Terça-feira, Dezembro 24, 2024

Tomar posição é útil

CETA – Canada Comprehensive Economic and Trade Agreement – é um acordo internacional, entre a União Europeia e o Canadá, que funciona como uma reserva de direitos a favor das empresas globais que, através dele, passam a poder reclamar indemnizações aos estados que prejudicarem os seus negócios.

Os tribunais nacionais que, a partir do estado, têm respondido às disputas entre agentes económicos, deixam de poder intervir a este nível.

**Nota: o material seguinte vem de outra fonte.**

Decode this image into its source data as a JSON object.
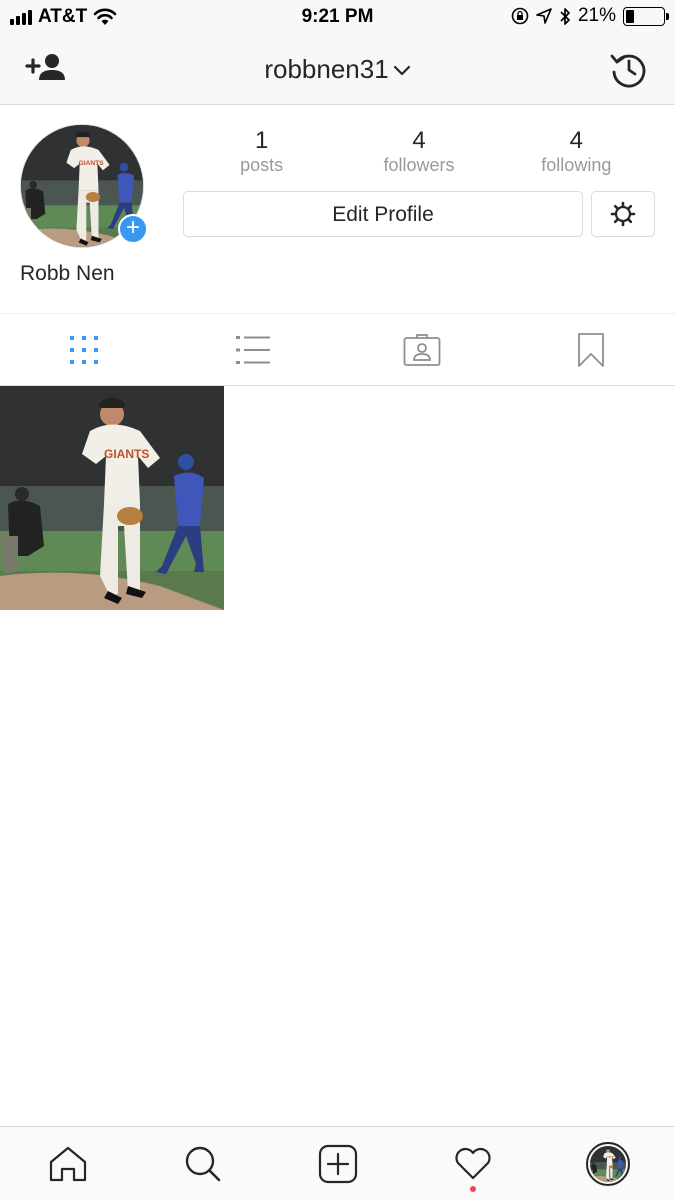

Serão instâncias de arbitragem internacional que, em exclusividade, passam a decidir quem tem razão, se as empresas queixosas se os estados.

Assistimos a algo semelhante quando os estados, em particular os estados europeus, decidiram assumir o resgate do sistema bancário falido, a partir de 2010. Voluntariamente os estados nacionalizaram grande parte do malparado dos bancos – por sua vez, em grande parte resultante de corrupção – à custa das vidas das pessoas comuns.

O CETA pretende tornar permanente o mesmo esquema de resgate das empresas globais, à custa da vida das pessoas, através da privatização da justiça para este nível de litígios, em que o estado, ou melhor, o orçamento de estado, passa a ser o único réu admissível.

A velha luta de classes, que divide em esquerda e direita o espectro político, refinou nas últimas décadas. Além do crescimento de classes médias entre as duas classes em luta, os empresários e os trabalhadores, a globalização criou ordens sociais, isto é, como no tempo de domínio das aristocracias, há espaços e tempos inacessíveis a diferentes grupos sociais.

Quem pode andar de avião como quem anda de autocarro e tem qualificações suficientes para trabalhar em várias partes do mundo ao mesmo tempo, são relativamente poucas pessoas. Levam uma vida incompreensível para a maioria de nós. E, como o Cristiano Ronaldo, ganham imenso dinheiro que é uma parte relativamente pequena do dinheiro que dão a ganhar às organizações para quem trabalham. Estas vidas contrastam com as vidas miseráveis dos refugiados, cujo número não pára de aumentar, igualmente por causa da globalização que lhes cai em cima, como no Iraque ou na Síria, e em muitos outros lugares do mundo.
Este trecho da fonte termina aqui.